The present study examines the processing of subject-verb (SV) number agreement with coordinate subjects in pre-verbal and post-verbal positions in Greek. Greek is a language with morphological number marked on nominal and verbal elements. Coordinate SV agreement, however, is special in Greek as it is sensitive to the coordinate subject's position: when pre-verbal, the verb is marked for plural while when post-verbal the verb can be in the singular. We conducted two experiments, an acceptability judgment task with adult monolinguals as a pre-study (Experiment 1) and a self-paced reading task as the main study (Experiment 2) in order to obtain acceptance as well as processing data. Forty adult monolingual speakers of Greek participated in Experiment 1 and a hundred and forty one in Experiment 2. Seventy one children participated in Experiment 2: 30 Albanian-Greek sequential bilingual children and 41 Greek monolingual children aged 10–12 years. The adult data in Experiment 1 establish the difference in acceptability between singular VPs in SV and VS constructions reaffirming our hypothesis. Meanwhile, the adult data in Experiment 2 show that plural verbs accelerate processing regardless of subject position. The child online data show that sequential bilingual children have longer reading times (RTs) compared to the age-matched monolingual control group. However, both child groups follow a similar processing pattern in both pre-verbal and post-verbal constructions showing longer RTs immediately after a singular verb when the subject was pre-verbal indicating a grammaticality effect. In the post-verbal coordinate subject sentences, both child groups showed longer RTs on the first subject following the plural verb due to the temporary number mismatch between the verb and the first subject. This effect was resolved in monolingual children but was still present at the end of the sentence for bilingual children indicating difficulties to reanalyze and integrate information.

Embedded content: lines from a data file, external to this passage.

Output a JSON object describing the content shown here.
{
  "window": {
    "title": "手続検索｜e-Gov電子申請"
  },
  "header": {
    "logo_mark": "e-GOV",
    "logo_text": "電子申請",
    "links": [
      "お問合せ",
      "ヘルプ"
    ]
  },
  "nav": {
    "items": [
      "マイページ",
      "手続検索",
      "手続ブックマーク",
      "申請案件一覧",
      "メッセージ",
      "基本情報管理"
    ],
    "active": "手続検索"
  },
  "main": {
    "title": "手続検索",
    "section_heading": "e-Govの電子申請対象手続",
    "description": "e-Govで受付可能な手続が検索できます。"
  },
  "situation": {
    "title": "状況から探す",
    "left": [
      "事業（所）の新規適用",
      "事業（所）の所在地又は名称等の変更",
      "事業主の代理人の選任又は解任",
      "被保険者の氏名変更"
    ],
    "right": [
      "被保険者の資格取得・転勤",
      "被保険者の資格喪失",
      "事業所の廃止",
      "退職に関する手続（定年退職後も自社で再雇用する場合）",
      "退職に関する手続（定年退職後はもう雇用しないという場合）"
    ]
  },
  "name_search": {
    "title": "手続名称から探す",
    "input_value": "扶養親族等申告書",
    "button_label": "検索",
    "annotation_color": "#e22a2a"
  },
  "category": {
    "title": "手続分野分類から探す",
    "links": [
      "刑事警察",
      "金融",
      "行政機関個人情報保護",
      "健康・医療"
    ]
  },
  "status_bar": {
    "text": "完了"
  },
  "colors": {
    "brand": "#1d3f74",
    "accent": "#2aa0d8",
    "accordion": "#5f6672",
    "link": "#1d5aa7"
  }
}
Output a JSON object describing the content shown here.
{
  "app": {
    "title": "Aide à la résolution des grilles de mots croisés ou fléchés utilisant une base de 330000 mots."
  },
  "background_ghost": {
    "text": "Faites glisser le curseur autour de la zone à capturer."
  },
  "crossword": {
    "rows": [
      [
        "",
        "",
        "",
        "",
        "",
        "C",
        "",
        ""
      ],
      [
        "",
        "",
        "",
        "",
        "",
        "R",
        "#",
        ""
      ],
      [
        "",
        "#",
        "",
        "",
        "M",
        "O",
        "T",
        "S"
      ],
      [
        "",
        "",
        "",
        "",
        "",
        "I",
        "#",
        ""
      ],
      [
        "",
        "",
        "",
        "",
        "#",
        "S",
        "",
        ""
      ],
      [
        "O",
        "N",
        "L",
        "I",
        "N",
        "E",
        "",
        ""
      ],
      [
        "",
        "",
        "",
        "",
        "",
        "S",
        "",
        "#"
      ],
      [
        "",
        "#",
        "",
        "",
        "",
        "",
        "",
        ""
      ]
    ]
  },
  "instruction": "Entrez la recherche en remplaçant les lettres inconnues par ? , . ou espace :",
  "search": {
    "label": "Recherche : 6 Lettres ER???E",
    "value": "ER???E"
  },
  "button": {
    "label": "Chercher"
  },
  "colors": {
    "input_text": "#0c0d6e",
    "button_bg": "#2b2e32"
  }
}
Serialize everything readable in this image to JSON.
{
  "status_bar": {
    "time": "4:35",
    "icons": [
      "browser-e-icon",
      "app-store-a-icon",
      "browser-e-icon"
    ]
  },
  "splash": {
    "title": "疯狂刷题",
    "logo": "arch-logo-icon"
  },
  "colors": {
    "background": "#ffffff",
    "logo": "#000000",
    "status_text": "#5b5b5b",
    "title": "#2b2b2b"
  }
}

Taken together, these findings demonstrate that (a) 10–12 year-old sequential bilingual children are sensitive to number agreement in SV coordinate constructions parsing sentences in the same way as monolingual children even though their vocabulary abilities are lower than that of age-matched monolingual peers and (b) bilinguals are slower in processing overall.

Item Type:Article
Refereed:Yes
Divisions:Interdisciplinary centres and themes > Centre for Literacy and Multilingualism
Interdisciplinary centres and themes > Centre for Integrative Neuroscience and Neurodynamics (CINN)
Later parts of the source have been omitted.